# upgrading room lighting?



## philipgonzales3 (Dec 4, 2013)

I don't know much about lighting but I switched out my stock canopy for a glass top and a 4' one 5000K and one 6400K bulb. I was suprised at the difference, and I couldn't find any writing on the original bulbs to figure out what they were but anyway I noticed my room light isn't very bright. Would it be wise to look for some 5000K bulbs for my bedroom? Lol I know it's a silly question but JW.


----------



## DJRansome (Oct 29, 2005)

What bulbs do you have? Home bulbs come in different colors too. And old bulbs are not as bright as new ones.


----------



## philipgonzales3 (Dec 4, 2013)

I have a ceiling fan with 4 GE E12 candelera 13W 2,700K 850lumens. The bulbs are varying color with one being out and they are old. I think like 2 years and when I went to put them back another one went out because it didn't turn back on lol.

But anyway would 5,000K be too bright? I mostly only use the light when I want to see something at night or do homework. So I guess it would be nice to actually see when I do need them.


----------



## atreis (Jan 15, 2013)

K is the color, lumens is the brightness. 5000K will look A LOT bluer than the 2700K lights did. Most people like lights in the 2700-3500K range, as they have a color most like incandescent lights.

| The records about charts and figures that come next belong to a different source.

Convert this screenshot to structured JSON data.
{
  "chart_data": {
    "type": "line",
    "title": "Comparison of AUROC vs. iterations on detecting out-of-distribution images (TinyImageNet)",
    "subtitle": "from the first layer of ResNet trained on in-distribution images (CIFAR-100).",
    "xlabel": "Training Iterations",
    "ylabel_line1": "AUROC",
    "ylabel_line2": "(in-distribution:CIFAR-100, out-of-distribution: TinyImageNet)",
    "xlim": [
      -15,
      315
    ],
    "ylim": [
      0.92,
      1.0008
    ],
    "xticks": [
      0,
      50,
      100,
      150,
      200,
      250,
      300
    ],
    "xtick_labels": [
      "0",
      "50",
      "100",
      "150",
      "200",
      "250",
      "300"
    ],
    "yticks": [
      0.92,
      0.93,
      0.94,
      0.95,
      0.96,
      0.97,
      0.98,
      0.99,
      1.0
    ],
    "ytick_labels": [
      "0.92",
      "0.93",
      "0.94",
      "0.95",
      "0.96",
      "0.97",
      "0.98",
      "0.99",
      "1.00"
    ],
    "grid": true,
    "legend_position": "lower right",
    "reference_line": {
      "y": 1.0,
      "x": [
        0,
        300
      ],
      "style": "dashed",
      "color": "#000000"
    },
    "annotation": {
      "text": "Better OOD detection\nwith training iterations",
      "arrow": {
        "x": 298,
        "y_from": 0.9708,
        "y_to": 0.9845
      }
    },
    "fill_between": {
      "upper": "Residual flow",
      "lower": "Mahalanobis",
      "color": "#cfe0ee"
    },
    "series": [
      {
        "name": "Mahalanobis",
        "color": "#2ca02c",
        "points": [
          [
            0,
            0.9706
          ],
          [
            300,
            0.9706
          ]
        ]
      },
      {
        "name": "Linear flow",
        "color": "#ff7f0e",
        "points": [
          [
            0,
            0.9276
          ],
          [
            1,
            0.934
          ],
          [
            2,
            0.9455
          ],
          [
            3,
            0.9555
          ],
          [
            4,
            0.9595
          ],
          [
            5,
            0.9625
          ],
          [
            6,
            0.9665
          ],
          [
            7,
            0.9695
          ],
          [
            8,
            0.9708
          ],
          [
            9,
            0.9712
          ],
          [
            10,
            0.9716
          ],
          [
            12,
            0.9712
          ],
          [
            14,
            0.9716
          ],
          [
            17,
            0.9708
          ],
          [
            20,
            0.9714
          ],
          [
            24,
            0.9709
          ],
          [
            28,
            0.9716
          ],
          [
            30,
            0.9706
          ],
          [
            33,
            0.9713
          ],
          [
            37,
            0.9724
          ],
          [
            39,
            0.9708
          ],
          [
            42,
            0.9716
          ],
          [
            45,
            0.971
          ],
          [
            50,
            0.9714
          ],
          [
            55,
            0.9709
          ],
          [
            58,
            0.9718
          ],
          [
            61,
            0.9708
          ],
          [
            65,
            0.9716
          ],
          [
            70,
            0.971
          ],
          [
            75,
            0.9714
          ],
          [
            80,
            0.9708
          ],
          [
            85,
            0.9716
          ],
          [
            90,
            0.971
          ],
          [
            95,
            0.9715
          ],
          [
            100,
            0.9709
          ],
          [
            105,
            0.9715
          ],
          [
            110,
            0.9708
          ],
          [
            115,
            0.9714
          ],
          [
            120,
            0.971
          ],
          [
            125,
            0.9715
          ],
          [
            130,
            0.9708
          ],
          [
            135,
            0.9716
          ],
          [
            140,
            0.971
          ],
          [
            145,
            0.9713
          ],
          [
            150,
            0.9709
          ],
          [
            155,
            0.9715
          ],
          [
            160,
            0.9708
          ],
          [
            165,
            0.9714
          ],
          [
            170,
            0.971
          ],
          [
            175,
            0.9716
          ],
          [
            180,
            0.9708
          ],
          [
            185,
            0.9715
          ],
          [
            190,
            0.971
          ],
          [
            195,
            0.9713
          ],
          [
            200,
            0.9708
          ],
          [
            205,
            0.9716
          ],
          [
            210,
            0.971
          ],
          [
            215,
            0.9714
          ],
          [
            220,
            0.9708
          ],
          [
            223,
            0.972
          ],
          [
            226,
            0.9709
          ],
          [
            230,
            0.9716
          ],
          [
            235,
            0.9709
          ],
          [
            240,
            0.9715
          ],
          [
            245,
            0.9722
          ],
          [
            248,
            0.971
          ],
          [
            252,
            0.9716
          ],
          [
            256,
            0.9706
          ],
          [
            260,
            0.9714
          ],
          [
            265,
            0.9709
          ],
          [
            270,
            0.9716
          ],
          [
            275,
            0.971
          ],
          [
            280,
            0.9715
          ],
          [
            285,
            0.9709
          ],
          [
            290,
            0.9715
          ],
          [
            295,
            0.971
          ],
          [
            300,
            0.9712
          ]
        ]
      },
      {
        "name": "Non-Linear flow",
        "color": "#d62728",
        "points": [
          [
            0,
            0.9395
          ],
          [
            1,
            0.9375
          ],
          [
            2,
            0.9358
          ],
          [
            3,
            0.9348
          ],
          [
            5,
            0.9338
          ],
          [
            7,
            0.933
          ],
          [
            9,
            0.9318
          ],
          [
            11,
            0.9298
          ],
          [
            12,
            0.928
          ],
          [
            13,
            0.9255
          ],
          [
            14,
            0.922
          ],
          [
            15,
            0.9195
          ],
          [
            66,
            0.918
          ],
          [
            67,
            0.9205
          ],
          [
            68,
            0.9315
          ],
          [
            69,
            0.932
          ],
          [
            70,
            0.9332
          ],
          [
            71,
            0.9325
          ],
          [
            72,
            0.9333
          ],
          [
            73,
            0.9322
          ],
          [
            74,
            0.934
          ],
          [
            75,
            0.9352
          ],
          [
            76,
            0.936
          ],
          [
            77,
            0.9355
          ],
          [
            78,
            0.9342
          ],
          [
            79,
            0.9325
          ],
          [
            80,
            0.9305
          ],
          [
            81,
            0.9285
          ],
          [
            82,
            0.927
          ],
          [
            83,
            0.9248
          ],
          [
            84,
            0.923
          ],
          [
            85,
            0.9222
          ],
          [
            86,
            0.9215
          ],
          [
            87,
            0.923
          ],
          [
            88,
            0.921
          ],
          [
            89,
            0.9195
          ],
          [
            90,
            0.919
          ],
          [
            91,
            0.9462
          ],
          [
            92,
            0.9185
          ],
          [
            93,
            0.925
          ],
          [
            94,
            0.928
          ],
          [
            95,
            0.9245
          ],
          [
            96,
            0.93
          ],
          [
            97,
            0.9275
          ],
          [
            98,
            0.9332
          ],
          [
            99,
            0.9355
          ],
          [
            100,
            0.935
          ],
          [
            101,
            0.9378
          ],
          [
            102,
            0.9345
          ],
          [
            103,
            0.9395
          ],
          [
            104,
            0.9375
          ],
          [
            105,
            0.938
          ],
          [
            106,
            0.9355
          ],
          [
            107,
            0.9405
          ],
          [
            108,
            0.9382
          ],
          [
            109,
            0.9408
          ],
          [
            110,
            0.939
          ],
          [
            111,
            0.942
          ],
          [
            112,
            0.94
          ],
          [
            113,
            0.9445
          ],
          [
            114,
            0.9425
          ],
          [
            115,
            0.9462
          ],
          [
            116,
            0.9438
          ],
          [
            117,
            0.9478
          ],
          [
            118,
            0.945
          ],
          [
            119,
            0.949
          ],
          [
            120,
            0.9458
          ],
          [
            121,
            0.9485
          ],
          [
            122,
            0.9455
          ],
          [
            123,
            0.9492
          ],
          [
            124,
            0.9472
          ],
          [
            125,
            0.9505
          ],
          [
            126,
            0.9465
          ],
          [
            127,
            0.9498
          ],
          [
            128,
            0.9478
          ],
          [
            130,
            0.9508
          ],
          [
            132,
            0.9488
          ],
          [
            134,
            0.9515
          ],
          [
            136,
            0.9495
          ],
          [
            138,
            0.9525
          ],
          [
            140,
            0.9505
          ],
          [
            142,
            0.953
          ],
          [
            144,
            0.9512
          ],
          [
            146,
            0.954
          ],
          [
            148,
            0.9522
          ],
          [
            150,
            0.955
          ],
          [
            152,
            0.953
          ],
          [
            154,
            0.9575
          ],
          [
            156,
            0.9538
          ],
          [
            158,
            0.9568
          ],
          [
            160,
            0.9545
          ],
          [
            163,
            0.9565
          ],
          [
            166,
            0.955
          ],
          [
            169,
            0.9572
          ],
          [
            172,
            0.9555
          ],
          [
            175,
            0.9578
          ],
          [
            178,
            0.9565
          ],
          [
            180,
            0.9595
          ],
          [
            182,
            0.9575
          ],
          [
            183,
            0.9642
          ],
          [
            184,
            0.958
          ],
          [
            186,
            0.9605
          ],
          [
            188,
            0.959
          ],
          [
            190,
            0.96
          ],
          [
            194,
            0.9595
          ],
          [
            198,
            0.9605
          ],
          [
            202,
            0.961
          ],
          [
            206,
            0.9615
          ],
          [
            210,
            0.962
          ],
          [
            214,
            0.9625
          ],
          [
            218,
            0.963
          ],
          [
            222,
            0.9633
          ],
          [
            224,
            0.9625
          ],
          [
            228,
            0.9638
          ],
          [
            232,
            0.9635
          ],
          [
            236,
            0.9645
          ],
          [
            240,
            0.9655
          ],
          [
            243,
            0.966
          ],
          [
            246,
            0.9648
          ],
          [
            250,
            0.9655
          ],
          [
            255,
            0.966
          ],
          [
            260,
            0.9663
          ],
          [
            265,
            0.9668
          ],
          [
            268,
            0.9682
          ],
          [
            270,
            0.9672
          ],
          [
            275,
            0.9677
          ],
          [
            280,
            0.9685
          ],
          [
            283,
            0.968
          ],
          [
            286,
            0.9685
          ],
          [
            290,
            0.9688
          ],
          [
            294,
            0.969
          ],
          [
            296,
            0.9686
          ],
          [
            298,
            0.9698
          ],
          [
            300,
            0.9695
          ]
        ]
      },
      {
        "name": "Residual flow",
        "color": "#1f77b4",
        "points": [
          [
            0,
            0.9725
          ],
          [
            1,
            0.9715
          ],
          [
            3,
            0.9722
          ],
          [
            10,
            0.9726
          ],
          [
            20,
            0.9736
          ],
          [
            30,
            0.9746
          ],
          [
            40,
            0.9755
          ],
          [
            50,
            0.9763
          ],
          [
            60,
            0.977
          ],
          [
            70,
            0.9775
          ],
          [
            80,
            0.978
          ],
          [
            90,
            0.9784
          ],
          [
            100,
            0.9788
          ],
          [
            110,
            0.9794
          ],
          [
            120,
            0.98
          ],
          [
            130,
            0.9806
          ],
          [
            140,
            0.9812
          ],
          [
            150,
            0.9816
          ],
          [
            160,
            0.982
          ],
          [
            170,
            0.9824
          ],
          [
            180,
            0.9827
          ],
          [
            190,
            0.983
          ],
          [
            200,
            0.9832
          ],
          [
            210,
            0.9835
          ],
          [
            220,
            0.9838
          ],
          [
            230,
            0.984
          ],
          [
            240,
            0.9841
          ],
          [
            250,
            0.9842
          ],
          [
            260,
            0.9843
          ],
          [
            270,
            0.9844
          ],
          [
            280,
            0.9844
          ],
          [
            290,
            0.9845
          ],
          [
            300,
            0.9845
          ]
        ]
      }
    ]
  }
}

Whether you want them brighter or not (lumens) is really up to you.


----------



## philipgonzales3 (Dec 4, 2013)

well the lights look very yellow and I think this is the major problem. I thought 5000K was natural daylight and it had no hue, and 6500K had a blue hue? I'm not sure I can find a bulb this size in higher lumens. I haven't really checked but I need to replace the lights anyway as they are failing. You can see wavy light towards the ends of the bulbs and sometimes only the end is lit and the base is not lit up.


----------



## atreis (Jan 15, 2013)

Yes, 5000K is natural daylight (often called Cool White). If the current ones are more yellow than you want, then 5K would be good. (Many people prefer the look of incandescents, which are yellower than that.)


----------



## BillD (May 17, 2005)

I, for one, hate the look of incandescents. Cool White is in the 3000K range. The 5000K appear brighter because of the better quality of the light. When CFLs became available in 5000K and 6500 I was very pleased. Studies done in the past found that people (including school kids) were healthier under lights in the 5000K range. The lights used to treat SAD are in that range, very expensive and give the same results as inexpensive flourescents.


----------



## fmueller (Jan 11, 2004)

Philips sells 6500K as Daylight Deluxe™. Since I really like them over my tanks, I have also started using them elsewhere around the house - garage, laundry, other work areas. They are not what creates a candle light dinner atmosphere, but for most purposes I would not go back to 3000K Soft White alternative.


----------



## philipgonzales3 (Dec 4, 2013)

Cool, thanks for the info, I will let you know when my bulbs come in and if I like them or not.


----------



## fmueller (Jan 11, 2004)

For what it's worth, the Philips 6500K tubes are sold around here by Home Depot and potentially other hardware stores. A double pack of 4' tubes is about $7. That makes replacing them once a year very affordable.


----------



## philipgonzales3 (Dec 4, 2013)

I found some 5000K bulbs at walmart. The lights are for a ceiling fan so I know about the t8's and t5's but this is a E12 I think, it's like a regular bulb but smaller socket. Anyway the walmart bulbs were only 650 lumens vs the 800 2,700K bulbs that were in there so I was a bit worried about the drop in lumens but let me tell you. Wowwwwwwwww!!!!!!!! These bulbs made a world of a difference, way brighter, like night and day, I love them.


----------